EDEBİYATIMIZIN YARALI KADINI ‘’NİLGÜN MARMARA’’
Tüm varoluşsal sancılarıyla, Nilgün Marmara.
Nilgün Marmara 13 Şubat 1958’de İstanbul Moda’da doğdu. Liseyi Maarif Koleji’nde okuyup, üniversite hayatına İstanbul Üniversitesi Türk Dili ve Edebiyatı bölümünde başladı. Dönemin siyasal sebepleri dolayısıyla bölümü yarıda bırakıp Boğaziçi Üniversitesi İngiliz Dili ve Edebiyatı bölümüne geçti. Boğaziçi Üniversitesi’nde spor salonu ile kantinin bulunduğu yapıda bahçeye bakan ünlü bir 'umutsuzlar merdiveni' vardır. Bu merdivene ‘’umutsuzlar merdiveni’’ denmesinin sebebi Marmara’nın okuduğu zamanlarda ders aralarında oraya gidip derin düşüncelere dalmasıdır. Bölümü ‘’Sylvia Plath’ın Şairliğinin İntihar Bağlamında Analizi’’ teziyle bitirir.
Şair dostlarıyla sohbet etmeyi seven Marmara’yı 80 darbesi çokça etkiler. Bu darbe sonrası okulda yaptığı edebiyat sohbetleri yerini evde dostlarıyla yapılan edebiyat sohbetlerine bırakır. Tam da bu dönemde o kimseye göstermeyeceği şiirlerini yazmaya başlar.
1982 yılına gelindiğinde arkadaş ortamından tanıdığı Kağan Önal ile evlenir. Kağan Önal’ın işi dolayısıyla 16 ay Libya’da yaşamak zorunda kalan Marmara’yı bu değişiklik oldukça etkilemiştir. Libya’da sağlık durumu iyice kötüleşen Marmara tedavileri kabul etmez. Kağan Önal bu konuda "Oysa Nilgün’ün tedavi olması gerekiyordu ama o doktordan kaçıyordu. Doktor, geldiğinde evde olması gerekirken evde değildi. Doktor beklemişti. Gelince de konuştular... Doktor bana 'İşiniz çok zor! Tedavi olması lazım ama çok zeki ve kültürlü. Yani en zor vakalardan...' demişti. Çünkü iyileşmesi için entelektüel faaliyetlerde bulunmaması gerekiyordu. İlacı dayayacaklar ve uyuşacaktı. Orta kültür ve zekalı durumlarda bu hastalık genelde 20’li yaşlarda ortaya çıkarmış, Lityum tedavisi ile başarılı olunurmuş. Ancak Nilgün bu tipte değildi. Tedavi olması, buna ikna olması, tedaviden memnun kalması hepsi ayrı bir dertti. Dolayısıyla tedavi olmadı. Öldüğü gün bana tedaviye tekrar başlayacağına dair söz vermişti." İfadelerinde bulunur.

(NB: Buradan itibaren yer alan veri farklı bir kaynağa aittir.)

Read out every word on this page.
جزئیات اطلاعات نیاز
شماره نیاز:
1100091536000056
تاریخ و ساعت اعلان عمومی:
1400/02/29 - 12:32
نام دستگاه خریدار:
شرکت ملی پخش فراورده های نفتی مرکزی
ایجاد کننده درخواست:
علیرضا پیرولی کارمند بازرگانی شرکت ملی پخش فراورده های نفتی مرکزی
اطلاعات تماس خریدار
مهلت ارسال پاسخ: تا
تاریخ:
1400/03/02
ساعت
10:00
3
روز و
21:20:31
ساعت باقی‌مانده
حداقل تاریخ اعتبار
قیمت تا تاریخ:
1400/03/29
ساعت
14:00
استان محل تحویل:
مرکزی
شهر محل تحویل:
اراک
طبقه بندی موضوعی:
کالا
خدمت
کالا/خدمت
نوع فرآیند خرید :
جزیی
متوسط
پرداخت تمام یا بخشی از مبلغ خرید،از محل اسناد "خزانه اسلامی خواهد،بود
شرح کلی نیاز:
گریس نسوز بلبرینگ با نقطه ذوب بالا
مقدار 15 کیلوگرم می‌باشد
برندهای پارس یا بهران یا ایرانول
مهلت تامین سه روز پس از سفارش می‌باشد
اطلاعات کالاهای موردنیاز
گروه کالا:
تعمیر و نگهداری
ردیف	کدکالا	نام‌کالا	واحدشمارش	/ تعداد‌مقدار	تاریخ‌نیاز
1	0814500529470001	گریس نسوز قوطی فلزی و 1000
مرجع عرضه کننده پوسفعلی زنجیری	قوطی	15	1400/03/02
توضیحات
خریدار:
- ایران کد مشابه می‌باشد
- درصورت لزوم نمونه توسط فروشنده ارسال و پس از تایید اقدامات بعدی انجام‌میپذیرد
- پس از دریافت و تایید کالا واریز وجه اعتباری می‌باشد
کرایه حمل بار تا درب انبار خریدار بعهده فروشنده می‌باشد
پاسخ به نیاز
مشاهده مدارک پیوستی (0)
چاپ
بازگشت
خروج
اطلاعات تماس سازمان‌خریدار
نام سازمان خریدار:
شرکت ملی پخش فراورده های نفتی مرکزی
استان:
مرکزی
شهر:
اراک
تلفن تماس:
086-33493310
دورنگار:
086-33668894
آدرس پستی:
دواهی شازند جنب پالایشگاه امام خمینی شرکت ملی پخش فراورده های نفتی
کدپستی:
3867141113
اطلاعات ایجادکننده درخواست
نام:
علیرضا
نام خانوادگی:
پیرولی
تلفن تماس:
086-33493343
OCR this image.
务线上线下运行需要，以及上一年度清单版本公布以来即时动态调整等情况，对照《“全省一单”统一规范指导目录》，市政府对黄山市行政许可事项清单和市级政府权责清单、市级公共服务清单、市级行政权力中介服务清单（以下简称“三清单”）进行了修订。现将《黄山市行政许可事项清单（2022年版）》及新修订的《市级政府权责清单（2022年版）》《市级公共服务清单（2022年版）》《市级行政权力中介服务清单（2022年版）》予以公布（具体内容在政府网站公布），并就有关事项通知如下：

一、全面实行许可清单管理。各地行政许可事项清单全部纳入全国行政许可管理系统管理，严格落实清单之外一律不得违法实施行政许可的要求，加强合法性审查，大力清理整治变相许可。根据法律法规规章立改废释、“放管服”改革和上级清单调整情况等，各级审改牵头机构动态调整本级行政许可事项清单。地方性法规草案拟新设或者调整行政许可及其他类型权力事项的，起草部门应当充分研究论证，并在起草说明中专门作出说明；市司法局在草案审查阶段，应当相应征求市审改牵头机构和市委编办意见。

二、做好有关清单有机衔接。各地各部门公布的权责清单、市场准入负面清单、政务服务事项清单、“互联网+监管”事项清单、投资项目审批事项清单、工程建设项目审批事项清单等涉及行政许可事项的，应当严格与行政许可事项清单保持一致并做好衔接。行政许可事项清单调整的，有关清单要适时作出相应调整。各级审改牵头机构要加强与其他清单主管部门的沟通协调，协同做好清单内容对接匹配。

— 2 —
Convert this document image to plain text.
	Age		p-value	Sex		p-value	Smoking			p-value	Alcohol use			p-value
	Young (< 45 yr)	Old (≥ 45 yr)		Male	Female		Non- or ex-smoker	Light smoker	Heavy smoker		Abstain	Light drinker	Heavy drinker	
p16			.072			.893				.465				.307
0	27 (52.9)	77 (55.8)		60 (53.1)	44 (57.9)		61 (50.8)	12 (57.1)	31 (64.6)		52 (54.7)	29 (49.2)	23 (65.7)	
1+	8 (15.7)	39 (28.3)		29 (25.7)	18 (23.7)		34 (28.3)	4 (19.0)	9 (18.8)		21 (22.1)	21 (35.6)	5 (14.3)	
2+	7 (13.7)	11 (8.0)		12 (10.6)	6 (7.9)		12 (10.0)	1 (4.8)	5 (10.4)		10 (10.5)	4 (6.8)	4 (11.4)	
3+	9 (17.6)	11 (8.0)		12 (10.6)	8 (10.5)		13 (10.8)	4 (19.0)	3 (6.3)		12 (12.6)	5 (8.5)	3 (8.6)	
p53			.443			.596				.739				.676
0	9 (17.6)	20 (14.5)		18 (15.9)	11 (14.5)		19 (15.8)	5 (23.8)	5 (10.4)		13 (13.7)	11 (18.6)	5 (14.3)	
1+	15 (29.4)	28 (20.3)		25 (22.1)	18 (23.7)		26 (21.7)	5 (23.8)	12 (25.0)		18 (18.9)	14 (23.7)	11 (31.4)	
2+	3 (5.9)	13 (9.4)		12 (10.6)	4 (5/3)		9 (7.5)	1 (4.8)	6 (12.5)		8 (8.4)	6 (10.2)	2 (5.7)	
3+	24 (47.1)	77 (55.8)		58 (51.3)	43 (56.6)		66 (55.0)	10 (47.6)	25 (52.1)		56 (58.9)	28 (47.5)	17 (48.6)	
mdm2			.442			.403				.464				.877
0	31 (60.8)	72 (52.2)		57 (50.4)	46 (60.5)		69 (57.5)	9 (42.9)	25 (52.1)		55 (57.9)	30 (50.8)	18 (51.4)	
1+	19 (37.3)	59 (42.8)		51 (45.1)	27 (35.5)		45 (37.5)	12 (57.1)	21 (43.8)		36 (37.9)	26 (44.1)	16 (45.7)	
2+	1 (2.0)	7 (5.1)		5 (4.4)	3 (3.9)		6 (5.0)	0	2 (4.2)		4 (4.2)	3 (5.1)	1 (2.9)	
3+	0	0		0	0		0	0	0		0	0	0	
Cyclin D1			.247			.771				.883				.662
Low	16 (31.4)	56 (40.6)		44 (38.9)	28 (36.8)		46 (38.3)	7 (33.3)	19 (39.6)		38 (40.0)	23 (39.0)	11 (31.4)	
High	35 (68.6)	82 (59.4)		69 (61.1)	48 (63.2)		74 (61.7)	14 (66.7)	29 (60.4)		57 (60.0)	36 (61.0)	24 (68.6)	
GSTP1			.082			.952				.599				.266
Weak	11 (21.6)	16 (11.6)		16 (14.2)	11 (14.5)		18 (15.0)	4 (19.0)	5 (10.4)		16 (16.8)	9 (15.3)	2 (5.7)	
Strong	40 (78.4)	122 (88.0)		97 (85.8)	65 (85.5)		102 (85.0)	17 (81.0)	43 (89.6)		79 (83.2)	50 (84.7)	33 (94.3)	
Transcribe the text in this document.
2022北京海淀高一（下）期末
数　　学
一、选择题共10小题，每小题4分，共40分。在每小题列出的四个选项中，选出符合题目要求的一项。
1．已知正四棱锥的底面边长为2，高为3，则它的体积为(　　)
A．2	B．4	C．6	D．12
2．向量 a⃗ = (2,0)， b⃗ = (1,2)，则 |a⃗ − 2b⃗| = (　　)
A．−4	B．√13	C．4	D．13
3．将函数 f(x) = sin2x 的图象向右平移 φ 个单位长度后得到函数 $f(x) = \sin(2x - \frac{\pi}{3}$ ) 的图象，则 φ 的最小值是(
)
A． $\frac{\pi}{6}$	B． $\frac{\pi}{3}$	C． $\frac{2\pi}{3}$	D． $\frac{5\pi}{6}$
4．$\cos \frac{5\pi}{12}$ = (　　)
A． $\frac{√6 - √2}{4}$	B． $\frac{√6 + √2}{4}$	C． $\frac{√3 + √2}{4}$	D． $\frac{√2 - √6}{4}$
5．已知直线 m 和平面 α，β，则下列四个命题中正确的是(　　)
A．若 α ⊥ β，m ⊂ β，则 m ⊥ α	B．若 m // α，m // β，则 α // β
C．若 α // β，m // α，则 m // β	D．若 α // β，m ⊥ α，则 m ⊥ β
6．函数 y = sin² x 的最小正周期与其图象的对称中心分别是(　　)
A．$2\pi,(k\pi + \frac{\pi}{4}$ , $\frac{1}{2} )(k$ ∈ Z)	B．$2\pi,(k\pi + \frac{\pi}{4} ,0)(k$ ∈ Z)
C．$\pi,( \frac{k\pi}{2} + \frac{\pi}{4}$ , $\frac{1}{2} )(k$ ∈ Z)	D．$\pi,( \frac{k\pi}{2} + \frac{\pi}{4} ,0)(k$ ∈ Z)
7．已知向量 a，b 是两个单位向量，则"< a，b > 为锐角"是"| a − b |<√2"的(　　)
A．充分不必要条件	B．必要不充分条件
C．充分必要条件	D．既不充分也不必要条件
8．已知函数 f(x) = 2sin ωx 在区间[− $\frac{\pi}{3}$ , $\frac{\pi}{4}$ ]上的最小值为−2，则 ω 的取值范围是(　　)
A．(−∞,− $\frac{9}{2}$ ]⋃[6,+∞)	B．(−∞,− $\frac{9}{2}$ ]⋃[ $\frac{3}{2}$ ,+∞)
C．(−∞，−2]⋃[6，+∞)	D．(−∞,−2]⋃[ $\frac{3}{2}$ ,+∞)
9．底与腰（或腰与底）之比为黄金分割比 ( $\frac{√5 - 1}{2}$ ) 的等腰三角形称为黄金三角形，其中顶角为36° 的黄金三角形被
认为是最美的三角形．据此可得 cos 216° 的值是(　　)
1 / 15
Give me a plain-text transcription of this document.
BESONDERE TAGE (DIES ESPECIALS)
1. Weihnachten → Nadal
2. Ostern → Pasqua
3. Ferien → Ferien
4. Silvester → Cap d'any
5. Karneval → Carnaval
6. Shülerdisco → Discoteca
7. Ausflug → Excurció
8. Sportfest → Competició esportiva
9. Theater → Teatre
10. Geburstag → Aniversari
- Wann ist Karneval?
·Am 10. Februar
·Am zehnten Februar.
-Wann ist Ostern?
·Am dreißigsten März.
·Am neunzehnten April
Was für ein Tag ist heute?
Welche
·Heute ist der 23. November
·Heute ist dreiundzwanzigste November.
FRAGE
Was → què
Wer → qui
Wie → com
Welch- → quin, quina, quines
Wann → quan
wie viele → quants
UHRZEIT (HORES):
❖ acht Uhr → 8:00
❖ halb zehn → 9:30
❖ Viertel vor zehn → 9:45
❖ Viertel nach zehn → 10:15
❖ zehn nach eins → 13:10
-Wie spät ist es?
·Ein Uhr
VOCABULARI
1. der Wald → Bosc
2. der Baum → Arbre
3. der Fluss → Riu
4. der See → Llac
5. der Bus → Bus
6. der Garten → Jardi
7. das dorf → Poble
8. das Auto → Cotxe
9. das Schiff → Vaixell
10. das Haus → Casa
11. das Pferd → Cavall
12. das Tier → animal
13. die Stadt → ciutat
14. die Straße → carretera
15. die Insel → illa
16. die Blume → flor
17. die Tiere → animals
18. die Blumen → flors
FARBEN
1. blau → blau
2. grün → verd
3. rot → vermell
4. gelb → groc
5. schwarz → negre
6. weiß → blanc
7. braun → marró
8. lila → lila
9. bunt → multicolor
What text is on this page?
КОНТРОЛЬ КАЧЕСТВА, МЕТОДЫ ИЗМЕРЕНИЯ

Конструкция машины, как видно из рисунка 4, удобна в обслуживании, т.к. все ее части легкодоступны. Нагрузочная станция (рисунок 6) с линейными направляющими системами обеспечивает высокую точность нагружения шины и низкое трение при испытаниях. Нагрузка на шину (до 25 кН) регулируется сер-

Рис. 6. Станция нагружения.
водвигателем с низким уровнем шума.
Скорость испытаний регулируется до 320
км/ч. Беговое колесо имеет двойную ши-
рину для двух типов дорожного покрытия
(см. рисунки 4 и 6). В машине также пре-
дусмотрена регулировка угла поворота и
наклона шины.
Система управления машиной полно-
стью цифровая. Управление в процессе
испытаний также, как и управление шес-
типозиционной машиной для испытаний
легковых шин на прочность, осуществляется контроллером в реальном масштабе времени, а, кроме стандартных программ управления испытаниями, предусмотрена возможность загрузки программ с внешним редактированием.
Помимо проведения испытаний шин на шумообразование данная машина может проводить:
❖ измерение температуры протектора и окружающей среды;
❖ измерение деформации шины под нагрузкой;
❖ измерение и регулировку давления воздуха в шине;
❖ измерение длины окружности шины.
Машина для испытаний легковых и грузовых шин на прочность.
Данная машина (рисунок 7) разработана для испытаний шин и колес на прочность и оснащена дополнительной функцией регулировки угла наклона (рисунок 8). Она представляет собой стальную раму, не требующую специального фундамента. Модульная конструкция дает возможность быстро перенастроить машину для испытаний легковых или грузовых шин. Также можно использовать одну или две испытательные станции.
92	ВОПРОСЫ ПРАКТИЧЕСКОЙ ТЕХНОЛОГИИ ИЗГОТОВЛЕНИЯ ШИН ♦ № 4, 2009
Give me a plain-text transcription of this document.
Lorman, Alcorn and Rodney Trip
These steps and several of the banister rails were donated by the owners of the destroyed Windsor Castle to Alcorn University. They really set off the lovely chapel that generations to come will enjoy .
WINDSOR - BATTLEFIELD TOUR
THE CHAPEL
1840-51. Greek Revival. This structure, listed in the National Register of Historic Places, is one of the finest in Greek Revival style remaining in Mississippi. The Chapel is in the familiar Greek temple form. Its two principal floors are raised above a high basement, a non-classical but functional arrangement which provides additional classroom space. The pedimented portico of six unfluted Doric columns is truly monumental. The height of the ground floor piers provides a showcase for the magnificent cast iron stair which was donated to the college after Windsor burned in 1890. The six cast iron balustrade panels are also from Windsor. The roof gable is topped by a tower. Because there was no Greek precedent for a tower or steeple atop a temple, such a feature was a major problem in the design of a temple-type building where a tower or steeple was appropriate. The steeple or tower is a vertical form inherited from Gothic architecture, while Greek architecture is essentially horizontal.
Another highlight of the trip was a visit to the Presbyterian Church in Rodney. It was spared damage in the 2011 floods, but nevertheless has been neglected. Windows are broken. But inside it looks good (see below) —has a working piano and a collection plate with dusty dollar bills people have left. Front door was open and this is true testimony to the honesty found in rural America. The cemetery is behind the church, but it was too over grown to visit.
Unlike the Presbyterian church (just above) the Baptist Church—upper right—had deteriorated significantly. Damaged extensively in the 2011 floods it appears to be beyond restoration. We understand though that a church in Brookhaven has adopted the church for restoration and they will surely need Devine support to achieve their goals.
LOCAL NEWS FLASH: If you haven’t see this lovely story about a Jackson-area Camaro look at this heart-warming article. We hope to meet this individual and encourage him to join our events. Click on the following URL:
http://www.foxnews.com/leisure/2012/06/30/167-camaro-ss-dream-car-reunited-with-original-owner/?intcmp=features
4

21’inde ‘’Dural bir yol isterim, öyle bir yol ki hem yürüyüş durumunu yaşatacak hem de duruk,’’,23’ünde ‘’ Borçluyuz daha çok yaşamaya!’’ cümlelerini sarf edip 24’ünde ‘arada’ olmaya isyan eder.
Aslında çoğu arkadaşının Nilgün’deki karamsarlığı, melankoliyi fark ettiğini Gülseli İnal’ın ‘’Onun yüzü kadar tuhaf bir yüz şimdiye kadar görmemiştim. Bu yüzün ifadesi bana göre anlam ötesiydi, acının doruğuydu, gerçeğin tersyüz edilmiş haliydi.’’ İfadelerinden de anlıyoruz.
Nitekim dünyaya yaralı, dünyayı başka bir dünyanın bekleme salonu olarak gören şairimizi, Cemal Süreya’nın Zelda’sını 13 Ekim 1987’de acı şekilde kaybettik. Beşinci katttaki evinin penceresinden atlayarak intihar eden şair arkasında Haydar Ergülen’in deyimiyle Nilgün’ün yalnız bıraktıkları olan arkadaşlarını bırakır. Ece Ayhan, "Meçhul Öğrenci Anıtı" şiirinde, Marmara’nın ilkokuldaki öğrenci numarasını kastederek "Aldırma128! İntiharın parasız yatılı küçük zabit okullarında..." mısralarıyla kendisine seslendi. Cezmi Ersöz ise, Marmara‘nın ölümünün ardından "Kırk Yılda Bir Gibisin" adlı kitabı yazıp, kendisine ithaf etti. Ayrıca Seyhan Erözçelik, Nilgün Marmara'nın intiharının ardından Nilgün'ün Göztaşı isimli şiiri yazdı.